Vision-aided Path planning
Navigating dynamic environments requires the robot to generate collision-free trajectories and actively avoid moving obstacles. Most previous works designed path planning algorithms based on one single map representation, such as the geometric, occupancy, or ESDF map. Although they have shown success in static environments, due to the limitation of map representation, those methods cannot reliably handle static and dynamic obstacles simultaneously. To address the problem, We proposes a gradient-based B-spline trajectory optimization algorithm utilizing the robot’s onboard vision. See the paper if you are interested. The main contributions of this work are:
• Vision-aided 3D Dynamic Map: This algorithm utilizes the depth image with the occupancy voxel map to track 3D dynamic obstacles and adopts this 3D dynamic map to perform the trajectory optimization.

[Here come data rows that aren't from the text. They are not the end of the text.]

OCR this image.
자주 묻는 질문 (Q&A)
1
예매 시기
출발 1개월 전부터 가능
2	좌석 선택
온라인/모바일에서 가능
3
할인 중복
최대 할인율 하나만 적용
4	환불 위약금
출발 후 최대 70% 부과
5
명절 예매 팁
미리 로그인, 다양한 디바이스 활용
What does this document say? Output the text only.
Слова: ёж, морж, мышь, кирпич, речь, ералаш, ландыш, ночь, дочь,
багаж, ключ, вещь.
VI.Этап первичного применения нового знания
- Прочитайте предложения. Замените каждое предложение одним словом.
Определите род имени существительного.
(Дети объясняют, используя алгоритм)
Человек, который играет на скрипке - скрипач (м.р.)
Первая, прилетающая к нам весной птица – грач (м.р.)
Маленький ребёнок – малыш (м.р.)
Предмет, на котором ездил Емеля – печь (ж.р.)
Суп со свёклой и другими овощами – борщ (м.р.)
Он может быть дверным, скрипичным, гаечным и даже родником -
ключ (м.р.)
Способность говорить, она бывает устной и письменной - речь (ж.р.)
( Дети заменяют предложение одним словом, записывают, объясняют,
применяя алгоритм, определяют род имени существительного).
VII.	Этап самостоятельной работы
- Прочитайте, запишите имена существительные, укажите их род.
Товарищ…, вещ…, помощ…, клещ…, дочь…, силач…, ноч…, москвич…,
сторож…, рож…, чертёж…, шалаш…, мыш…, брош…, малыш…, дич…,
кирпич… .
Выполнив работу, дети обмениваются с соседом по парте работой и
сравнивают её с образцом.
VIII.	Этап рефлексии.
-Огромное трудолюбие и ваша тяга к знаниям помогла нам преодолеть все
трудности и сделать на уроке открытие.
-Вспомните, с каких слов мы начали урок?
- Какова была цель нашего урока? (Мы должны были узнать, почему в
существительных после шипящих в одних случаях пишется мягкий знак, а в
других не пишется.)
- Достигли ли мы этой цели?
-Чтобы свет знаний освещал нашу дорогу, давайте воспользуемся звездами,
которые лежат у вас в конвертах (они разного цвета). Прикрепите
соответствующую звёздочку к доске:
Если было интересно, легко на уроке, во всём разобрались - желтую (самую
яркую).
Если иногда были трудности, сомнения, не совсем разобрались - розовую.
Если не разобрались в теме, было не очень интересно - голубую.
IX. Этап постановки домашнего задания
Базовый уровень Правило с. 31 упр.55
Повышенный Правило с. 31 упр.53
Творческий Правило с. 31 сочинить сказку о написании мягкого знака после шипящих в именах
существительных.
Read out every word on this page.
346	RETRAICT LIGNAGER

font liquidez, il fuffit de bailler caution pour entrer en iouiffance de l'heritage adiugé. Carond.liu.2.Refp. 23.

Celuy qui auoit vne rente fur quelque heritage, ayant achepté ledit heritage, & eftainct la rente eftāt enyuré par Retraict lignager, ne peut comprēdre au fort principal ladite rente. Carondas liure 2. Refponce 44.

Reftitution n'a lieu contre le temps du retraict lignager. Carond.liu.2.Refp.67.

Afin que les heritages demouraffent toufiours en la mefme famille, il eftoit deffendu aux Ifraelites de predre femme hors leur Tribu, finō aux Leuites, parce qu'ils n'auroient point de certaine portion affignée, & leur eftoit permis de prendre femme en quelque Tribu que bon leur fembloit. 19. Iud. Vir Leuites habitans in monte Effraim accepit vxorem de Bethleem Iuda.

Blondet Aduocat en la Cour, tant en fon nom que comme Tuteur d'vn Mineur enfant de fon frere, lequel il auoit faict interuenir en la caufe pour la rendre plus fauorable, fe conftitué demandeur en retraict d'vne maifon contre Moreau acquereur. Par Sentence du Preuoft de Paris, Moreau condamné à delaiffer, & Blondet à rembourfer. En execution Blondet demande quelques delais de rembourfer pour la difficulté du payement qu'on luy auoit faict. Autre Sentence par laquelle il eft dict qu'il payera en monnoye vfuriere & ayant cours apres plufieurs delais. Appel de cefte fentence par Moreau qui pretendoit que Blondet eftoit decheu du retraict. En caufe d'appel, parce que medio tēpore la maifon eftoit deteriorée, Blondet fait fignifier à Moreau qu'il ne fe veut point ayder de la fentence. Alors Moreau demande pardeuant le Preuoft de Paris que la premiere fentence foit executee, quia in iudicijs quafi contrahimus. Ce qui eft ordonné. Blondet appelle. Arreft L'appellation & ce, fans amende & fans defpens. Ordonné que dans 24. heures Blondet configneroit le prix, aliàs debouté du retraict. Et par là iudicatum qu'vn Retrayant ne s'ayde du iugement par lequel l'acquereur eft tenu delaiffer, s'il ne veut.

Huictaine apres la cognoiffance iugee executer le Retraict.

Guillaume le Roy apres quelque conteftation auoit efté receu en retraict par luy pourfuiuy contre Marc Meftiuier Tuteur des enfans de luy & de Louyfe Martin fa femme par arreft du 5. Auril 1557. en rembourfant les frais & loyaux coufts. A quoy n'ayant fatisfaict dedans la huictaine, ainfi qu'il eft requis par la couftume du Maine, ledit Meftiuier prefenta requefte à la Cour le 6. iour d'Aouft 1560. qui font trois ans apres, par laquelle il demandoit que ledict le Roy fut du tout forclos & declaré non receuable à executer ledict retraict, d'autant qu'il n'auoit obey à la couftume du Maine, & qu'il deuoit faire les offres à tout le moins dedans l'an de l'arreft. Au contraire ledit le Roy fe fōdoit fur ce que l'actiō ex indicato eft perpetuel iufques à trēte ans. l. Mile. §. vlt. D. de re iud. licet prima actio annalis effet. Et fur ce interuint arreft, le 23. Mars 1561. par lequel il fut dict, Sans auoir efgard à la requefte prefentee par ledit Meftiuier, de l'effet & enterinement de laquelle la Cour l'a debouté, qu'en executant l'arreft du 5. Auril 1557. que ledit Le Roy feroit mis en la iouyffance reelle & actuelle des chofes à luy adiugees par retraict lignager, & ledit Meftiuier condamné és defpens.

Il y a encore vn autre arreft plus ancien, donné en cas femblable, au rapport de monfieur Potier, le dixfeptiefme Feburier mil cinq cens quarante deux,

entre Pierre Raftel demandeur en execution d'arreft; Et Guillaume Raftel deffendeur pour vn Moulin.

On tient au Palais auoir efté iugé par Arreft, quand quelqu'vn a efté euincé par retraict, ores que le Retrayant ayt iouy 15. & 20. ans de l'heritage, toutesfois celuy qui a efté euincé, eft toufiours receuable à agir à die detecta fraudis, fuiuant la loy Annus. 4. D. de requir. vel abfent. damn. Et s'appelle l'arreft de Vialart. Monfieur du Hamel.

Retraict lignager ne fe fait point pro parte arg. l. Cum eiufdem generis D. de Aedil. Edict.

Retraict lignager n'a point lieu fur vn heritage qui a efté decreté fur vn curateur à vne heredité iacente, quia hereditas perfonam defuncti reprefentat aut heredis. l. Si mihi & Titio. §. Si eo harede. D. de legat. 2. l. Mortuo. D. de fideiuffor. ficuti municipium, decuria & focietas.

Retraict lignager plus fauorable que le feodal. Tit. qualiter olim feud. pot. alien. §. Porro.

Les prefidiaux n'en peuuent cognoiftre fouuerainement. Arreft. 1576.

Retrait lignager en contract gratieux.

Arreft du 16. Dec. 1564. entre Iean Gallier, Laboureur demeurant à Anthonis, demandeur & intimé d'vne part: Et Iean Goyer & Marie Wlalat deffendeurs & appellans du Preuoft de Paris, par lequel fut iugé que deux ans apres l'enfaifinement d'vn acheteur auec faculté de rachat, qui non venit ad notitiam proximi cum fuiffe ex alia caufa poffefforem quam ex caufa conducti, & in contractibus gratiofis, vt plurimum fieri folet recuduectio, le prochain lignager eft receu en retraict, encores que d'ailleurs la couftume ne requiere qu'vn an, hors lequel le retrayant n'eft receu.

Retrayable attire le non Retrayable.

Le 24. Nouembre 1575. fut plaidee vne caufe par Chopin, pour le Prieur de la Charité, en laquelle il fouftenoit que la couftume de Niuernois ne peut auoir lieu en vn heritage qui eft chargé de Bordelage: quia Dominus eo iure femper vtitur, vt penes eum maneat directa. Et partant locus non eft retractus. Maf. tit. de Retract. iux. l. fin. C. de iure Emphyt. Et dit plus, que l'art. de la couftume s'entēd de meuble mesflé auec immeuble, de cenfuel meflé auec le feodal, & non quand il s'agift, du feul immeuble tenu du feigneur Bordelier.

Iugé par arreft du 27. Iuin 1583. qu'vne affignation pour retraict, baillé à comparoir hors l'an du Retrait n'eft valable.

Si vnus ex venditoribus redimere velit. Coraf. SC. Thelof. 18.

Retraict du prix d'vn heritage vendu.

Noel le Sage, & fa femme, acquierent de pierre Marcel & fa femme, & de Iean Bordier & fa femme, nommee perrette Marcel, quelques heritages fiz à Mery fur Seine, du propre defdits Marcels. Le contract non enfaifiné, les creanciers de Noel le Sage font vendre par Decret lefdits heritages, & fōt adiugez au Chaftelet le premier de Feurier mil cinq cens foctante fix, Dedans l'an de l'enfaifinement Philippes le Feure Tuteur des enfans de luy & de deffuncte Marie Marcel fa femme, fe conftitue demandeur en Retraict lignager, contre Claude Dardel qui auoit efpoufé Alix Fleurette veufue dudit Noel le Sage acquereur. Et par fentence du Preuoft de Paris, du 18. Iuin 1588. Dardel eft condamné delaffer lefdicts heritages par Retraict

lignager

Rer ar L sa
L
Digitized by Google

• Circle-based Guide-Point Algorithm: We propose the guide-point algorithm to approximate the costs and gradients of static collisions for trajectory optimization.
• Receding Horizon Distance Field: The proposed receding horizon distance field utilizes the obstacles’ future predictions to estimate the collision costs and gradients for preventing dynamic collisions.
To evaluate the proposed method’s performance, we conduct simulation experiments and physical flight tests in dynamic environments.